Pour le CNB et l'Ordre des Avocats de Paris, cette prestation constitue une infraction aux dispositions de la loi du 31 décembre 1971 sur le monopole des avocats (voir l'article 54 de la loi). Pour rappel, les activités de consultation juridique et de rédaction d'actes sous seing privé relèvent du monopole des avocats. Il en va de même, naturellement, concernant la représentation devant un tribunal (art. 4 de la loi précitée). La loi de 1971 prévoit d'ailleurs une peine d'un an d'emprisonnement et de 15 000 euros d'amende en cas d'exercice illégal de la profession d'avocat (art.433-17 du code pénal, par renvoi des articles 66-2 et 72 de la loi précitée).

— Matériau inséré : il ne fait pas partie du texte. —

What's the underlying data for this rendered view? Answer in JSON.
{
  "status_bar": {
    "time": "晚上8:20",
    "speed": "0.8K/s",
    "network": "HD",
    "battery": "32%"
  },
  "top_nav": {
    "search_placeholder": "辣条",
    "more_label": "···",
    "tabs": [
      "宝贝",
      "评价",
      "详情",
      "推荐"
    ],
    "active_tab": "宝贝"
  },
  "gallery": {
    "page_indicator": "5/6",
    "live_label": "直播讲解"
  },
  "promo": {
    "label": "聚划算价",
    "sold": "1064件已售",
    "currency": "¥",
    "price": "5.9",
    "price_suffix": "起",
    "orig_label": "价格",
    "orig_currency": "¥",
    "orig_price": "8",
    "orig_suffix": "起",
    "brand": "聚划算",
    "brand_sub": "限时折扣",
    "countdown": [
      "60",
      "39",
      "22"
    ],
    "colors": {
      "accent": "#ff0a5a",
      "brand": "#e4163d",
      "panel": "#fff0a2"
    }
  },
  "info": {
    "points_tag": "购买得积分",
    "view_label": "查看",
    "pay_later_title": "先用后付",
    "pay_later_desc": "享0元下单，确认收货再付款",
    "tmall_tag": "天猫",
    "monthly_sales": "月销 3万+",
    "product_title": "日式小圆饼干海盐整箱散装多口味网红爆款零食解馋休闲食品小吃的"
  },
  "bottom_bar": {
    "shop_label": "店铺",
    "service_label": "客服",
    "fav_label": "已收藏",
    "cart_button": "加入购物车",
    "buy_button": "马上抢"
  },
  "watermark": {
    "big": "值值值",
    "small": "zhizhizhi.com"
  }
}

En l'espèce, la start-up était notamment accusée (i) de réaliser illégalement des consultations en raison du fait qu'elle emploie des juristes et (ii) d'exercer illégalement une activité d'assistance et de représentation en justice. Le CNB et l'Ordre des Avocats de Paris reprochaient également au site internet sa "dénomination trompeuse". Mais les conclusions successives soumises aux juges n'ont visiblement pas résisté à l'examen.
Dans le dernier arrêt de la "saga" en date du 21 mars 2017 et en substance, la chambre criminelle de la Cour de cassation rejette les pourvois formés par le CNB et l'Ordre des Avocats de Paris aux motifs :
- que les actes litigieux sont établis par le client lui-même au travers des informations qu'il renseigne et valide de son propre chef, de sorte que le rôle de la société Demander Justice se limite à une simple assistance matérielle,
- que les actes litigieux comportent sa seule signature, et en tout état de cause ne comportent aucune mention relative à la société Demander Justice de sorte qu'aucun mandat tacite ne peut être déduit desdits actes,
- qu'aucune des prestations réalisées par la start-up n'est susceptible de constituer l'assistance juridique que peut prêter un avocat à son client (note : au sens de la loi du 31 décembre 1971).
On comprend donc que le premier contact entre la profession d'avocat et les legaltech - sorte de "rencontre du 3ème type" - a été pour le moins... mouvementé, et en tout état de cause révélateur d'un choc culturel entre une profession millénaire et des start-up tournées vers l'avenir qui commencent tout juste à écrire leur histoire.
Vers une collaboration pacifique : l'avocat de demain, avocat 2.0 ?
Malgré un premier contact plutôt "belliqueux", avocats et legaltech ont aujourd'hui tendance à se rapprocher en vue d'une collaboration plus pacifique. En témoignent les différents événements réunissant ces deux mondes (ex : le Village de la Legaltech), les déclarations de part et d'autres ou encore l'établissement d'une charte éthique commune. Une telle collaboration est tout à fait possible (et souhaitable) dès lors qu'elle se base sur une valeur faisant consensus chez les deux parties en présence : l'intérêt du client.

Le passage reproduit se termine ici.